Nadheer, étudiant yéménite de 23 ans, a été reçu il y a une semaine par un urgentiste pour des douleurs abdominales paroxystiques centrées sur l’hypogastre.
À l’examen, pas de défense ni de localisation précise. Un antispasmodique est prescrit.
Les symptômes persistant, un scanner pelvien, quelques jours après, révèle une importante calcification de la paroi vésicale (
Le patient a depuis plus de 2 mois une très discrète hématurie, qu’il a toujours négligée.
Le pays d’origine, les symptômes et l’imagerie orientent vers une bilharziose urinaire.
Diagnostic confirmé par la découverte d’œufs de schistosomes en éperon dans les urines.
La bilharziose urinaire est une parasitose due à Schistosoma haematobium.
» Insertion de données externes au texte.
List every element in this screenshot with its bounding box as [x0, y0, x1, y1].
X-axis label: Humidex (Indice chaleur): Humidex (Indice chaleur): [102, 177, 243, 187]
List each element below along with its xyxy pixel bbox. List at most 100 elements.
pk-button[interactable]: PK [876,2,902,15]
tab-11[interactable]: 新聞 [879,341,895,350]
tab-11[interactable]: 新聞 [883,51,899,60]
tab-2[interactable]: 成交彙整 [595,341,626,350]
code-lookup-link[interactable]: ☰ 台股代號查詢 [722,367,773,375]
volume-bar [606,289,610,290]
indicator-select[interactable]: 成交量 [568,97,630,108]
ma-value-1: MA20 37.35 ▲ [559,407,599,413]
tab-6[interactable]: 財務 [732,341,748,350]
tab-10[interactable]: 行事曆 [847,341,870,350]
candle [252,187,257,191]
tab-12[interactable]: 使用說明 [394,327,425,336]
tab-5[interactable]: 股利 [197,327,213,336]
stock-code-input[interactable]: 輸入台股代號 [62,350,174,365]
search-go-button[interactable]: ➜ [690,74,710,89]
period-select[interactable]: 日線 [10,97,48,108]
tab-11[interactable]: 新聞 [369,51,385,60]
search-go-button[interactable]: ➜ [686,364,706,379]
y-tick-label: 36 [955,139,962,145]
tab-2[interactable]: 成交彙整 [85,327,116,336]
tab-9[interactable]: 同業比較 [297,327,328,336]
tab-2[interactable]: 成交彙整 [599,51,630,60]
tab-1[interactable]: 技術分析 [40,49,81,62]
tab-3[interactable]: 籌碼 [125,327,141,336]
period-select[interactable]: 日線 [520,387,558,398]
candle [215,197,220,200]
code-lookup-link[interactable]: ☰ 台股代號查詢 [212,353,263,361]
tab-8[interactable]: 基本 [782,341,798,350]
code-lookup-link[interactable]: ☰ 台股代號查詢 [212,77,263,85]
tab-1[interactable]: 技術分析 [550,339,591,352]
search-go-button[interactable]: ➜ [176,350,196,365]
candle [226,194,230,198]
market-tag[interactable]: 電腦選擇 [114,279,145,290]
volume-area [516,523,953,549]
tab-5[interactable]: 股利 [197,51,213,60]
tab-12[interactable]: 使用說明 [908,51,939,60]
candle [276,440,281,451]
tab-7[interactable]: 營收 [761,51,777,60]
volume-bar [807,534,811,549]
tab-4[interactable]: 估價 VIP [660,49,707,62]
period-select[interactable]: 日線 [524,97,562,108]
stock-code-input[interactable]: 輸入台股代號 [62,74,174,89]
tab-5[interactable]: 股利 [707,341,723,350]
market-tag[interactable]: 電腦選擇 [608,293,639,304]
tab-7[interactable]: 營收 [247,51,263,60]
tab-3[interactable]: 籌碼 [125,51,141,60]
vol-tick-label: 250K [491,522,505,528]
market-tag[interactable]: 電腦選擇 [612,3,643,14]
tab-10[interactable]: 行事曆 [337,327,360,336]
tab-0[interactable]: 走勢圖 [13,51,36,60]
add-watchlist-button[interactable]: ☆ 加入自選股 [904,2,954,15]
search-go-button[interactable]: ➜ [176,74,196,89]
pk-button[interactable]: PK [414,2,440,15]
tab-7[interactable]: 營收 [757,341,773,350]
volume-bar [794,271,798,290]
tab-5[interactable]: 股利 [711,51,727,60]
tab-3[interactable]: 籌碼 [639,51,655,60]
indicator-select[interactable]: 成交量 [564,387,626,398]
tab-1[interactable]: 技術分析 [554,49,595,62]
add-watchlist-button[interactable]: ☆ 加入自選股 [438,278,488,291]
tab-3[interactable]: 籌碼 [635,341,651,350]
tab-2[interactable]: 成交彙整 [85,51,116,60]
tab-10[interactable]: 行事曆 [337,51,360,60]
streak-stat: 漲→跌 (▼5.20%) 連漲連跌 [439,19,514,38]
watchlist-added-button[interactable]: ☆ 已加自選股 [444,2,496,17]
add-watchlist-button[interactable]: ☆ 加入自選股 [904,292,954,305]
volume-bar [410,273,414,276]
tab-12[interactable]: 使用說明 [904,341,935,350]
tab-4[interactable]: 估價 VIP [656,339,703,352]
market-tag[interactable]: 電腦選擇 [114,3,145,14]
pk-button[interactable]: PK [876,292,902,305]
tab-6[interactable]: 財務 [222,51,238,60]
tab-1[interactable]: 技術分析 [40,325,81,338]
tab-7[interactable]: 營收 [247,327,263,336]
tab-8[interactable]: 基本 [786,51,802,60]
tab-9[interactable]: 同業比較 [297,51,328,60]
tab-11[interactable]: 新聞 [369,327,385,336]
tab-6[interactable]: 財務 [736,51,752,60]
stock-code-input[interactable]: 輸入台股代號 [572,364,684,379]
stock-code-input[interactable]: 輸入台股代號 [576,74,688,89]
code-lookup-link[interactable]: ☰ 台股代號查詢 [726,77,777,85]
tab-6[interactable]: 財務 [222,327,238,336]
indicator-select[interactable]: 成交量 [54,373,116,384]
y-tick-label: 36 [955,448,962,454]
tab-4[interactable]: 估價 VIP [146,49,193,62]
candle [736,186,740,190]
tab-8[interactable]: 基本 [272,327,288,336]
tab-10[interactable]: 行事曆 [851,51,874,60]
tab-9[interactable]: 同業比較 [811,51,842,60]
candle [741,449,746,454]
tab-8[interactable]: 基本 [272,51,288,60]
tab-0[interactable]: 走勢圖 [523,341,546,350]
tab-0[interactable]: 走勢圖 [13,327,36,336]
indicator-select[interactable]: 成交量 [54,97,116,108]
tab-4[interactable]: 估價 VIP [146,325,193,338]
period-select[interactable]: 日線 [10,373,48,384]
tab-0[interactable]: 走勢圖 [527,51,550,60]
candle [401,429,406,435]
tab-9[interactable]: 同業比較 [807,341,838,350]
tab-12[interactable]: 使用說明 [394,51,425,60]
C’est la deuxième cause d’endémie parasitaire au niveau mondial (prévalence de 200 millions de cas, tous types de bilharzies). Pays concernés : l’Afrique noire, le Moyen-Orient, Madagascar, l’Égypte et la Corse (quelques cas).
En eau douce, l’hôte intermédiaire, un gastropode, héberge un embryon (miracidium), libéré d’un œuf qu’un individu infecté a évacué en urinant. Ce miracidium se transforme en quelques semaines (2 mois au maximum) en larve (furcocercaire) retrouvée dans le milieu aquatique. Pénétrant par voie transcutanée chez l’homme, elle gagne par effraction le système circulatoire et le foie pour devenir un parasite adulte, doté d’une grande longévité.
Dans les veines mésentériques inférieures, les femelles pondent des œufs qui migrent vers les plexus périvésicaux. Traversant la muqueuse, ils pénètrent dans la vessie pour être le plus souvent éliminés lors de la miction. Parfois, emportés par la circulation, ils s’embolisent dans les veinules portes intrahépatiques, les poumons, etc., formant des granulomes.
Au point de pénétration cutanée se produit une réaction appelée la dermite cercarienne (prurit et érythème). Les œufs induisent des ulcérations de la paroi vésicale, des pseudopolypes et une réaction granulomateuse importante.
Cliniquement : hématurie terminale indolore microscopique, coliques néphrétiques, hémospermie, dysurie, douleurs sus-pubiennes sont décrites.
Sur la NFS, une hyperéosinophilie (observée au décours de la phase d’invasion) est évocatrice.
La mise en évidence d’œufs dans les urines (après sédimentation) fait le diagnostic. La sérologie ne permet pas le plus souvent de distinguer entre une infection récente et une infection ancienne.
L’ASP peut objectiver des calcifications de la paroi vésicale, et de l’uretère. À l’échographie ou au scanner pelvien : calcifications, pseudopolypes vésicaux, résidu post-mictionnel, mais aussi urétéro-hydronéphroses, dilatations pyélocalicielles avec image en boule.
Chez la femme : lésions génitales, stérilité du fait d’obstructions tubaires ou d’annexites, avortements, grossesses extra-utérines. Chez l’homme : prostatites, urétrites, orchi-épididymites, hydrocèles.
Enfin, la chronicité de l’atteinte vésicale favorise la survenue d’un carcinome épidermoïde de la vessie.
Traitement : praziquantel à raison de 40 mg/kg en une prise, suivie d’une seconde dose un mois après la première.
Ce médicament (actif sur les parasites adultes seulement) n’est efficace que s’il est donné après le 1er mois de la contamination. à contrôler 6 à 8 semaines après pour confirmer la guérison (disparition des œufs dans les urines).
La chirurgie n’est envisagée qu’en cas d’atteinte sévère de l’appareil urinaire (vessie de lutte, obstruction urétérale bilatérale, hydronéphrose étendue…).